The light grew dim as the gray pall of the storm quickly overspread the sky. The dull gray light made the sea appear queer and dark, with the great heave now running quickly, as though a mighty power were working close behind it. The tops of the breaking combers had a peculiar lift to them as they met the cross-swell, and the racing of the starboard engine became more and more violent. A terrific squall bore upon the ship, seemed to almost lift her bodily before it. The roar of the wind whirling through the heavy standing rigging told of its velocity, and then we waded right into the thick of it, with the Prince Alfred lurching along eighteen knots an hour over a sea which was torn into a white and gray world that ended, so far as our vision was concerned, a few fathoms from the ship's side.

Boldwin was standing on the bridge, holding to the rail, and leaning to the blasts as though it took his whole weight to bear up against them. I came close to him.

"Get every one ... below! Lock in ... passengers!" I caught his words with my ear ten inches from his mouth. "Cover ... hatches ... all fast."

I knew what he meant. When the Prince Alfred closed down her cargo there was something unusual happening. Making my way down the bridge steps, I got the men of the watch together. It was tough work, for the sea was now ugly, and we were running our weather-rail down at each roll, and scooping up plenty of water which she sent across her decks to leeward. To stand up without holding on meant to be blown bodily against the lee rail at the risk of going over.

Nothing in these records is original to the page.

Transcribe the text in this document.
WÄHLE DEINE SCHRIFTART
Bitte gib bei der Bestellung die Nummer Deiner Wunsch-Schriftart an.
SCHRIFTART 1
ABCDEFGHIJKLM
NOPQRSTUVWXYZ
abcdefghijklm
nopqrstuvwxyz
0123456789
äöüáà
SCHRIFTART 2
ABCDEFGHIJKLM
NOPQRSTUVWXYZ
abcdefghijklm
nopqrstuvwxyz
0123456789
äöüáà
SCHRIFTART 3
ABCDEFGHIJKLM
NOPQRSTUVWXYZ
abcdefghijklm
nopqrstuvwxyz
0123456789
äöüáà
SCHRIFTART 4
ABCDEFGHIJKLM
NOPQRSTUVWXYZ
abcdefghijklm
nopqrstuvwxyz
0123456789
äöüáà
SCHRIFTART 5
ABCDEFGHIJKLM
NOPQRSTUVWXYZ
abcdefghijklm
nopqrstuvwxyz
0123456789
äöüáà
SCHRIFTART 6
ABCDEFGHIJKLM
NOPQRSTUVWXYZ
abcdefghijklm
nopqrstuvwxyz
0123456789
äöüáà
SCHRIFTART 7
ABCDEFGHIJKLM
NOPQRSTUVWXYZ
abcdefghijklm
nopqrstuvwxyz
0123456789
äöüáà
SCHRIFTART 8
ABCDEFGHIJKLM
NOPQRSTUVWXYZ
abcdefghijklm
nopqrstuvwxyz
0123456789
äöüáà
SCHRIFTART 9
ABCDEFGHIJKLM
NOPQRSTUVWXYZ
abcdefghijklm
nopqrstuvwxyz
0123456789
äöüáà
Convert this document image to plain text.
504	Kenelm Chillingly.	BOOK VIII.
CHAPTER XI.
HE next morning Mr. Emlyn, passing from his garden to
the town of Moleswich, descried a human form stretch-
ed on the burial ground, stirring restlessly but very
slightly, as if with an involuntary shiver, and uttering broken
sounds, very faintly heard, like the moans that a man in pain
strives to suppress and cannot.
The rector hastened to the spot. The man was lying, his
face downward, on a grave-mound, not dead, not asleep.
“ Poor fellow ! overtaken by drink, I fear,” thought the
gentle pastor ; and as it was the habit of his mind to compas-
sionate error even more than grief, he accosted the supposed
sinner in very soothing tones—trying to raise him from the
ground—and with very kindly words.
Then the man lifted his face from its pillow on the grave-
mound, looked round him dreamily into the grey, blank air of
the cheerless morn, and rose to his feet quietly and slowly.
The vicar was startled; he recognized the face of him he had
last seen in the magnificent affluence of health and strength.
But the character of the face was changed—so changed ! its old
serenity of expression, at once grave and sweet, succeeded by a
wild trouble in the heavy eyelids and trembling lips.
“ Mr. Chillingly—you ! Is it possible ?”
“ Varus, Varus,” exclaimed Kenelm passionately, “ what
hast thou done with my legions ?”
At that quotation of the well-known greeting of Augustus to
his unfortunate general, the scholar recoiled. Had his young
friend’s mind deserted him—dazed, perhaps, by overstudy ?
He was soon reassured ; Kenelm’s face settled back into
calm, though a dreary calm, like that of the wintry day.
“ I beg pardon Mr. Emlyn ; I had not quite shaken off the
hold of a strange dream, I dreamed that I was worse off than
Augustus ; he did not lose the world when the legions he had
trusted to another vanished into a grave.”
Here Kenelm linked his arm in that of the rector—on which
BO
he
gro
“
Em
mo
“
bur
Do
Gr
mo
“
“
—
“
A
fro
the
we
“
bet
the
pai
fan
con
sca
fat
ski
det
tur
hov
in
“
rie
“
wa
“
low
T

It was an hour before I got back to the bridge, and when I did so, the squalls were becoming more frequent, and more and more violent, but there was no shift yet. It soon grew dark—a black dark—and we tore along into the blackness, unable to see two fathoms ahead. As yet we were outside the Stream, and consequently not in the usual line of the coasters, which are the dread of the liner's officers, for nothing is so uncomfortable as the sudden raising of the dim and sometimes half-extinguished lights of a schooner on a thick night while tearing along before a gale. Having the right of way, the sailing vessel has nothing to do but keep her course, while the steamship, with but a few seconds to spare, swings quickly to pass, sometimes missing a catastrophe by a few feet. A poor red light on such a night cannot be seen twenty fathoms.

Before midnight the shift began. It came from the southward—a bad sign, for it told plainly that we were nearing the center of the disturbance; and as we were heading diagonally across the path of the storm, we were almost certain to bring up in its dread vortex. As chief officer, it would have been a bit out of place for me to suggest the thing the ordinary seaman would do—that is, heave to and work out of it. Boldwin stood on his bridge and kept her going.

And yet it had to come. Before daylight the sea was terrific—the squalls coming with furious rushes, shifting, and hurling a frightful sea. A huge, lifting hill of water broke high above the taffrail, and roared a full fathom deep over the quarter-deck. The crash shook the steamer through her whole frame. It was as though she had struck a solid rock. The white glint of the foam showed through the blackness, but the dull, thunderous roar drowned all other sounds.

Boldwin went to the speaking tube in the pilot house, called to the chief engineer to stand by to heave her to and watch the engines as she came into the trough.

"We'll have to stop her," he said; and I nodded assent.

In the pilot house the clanking of the steam steering gear sounded dully in the deep, sonorous undertone of the gale outside.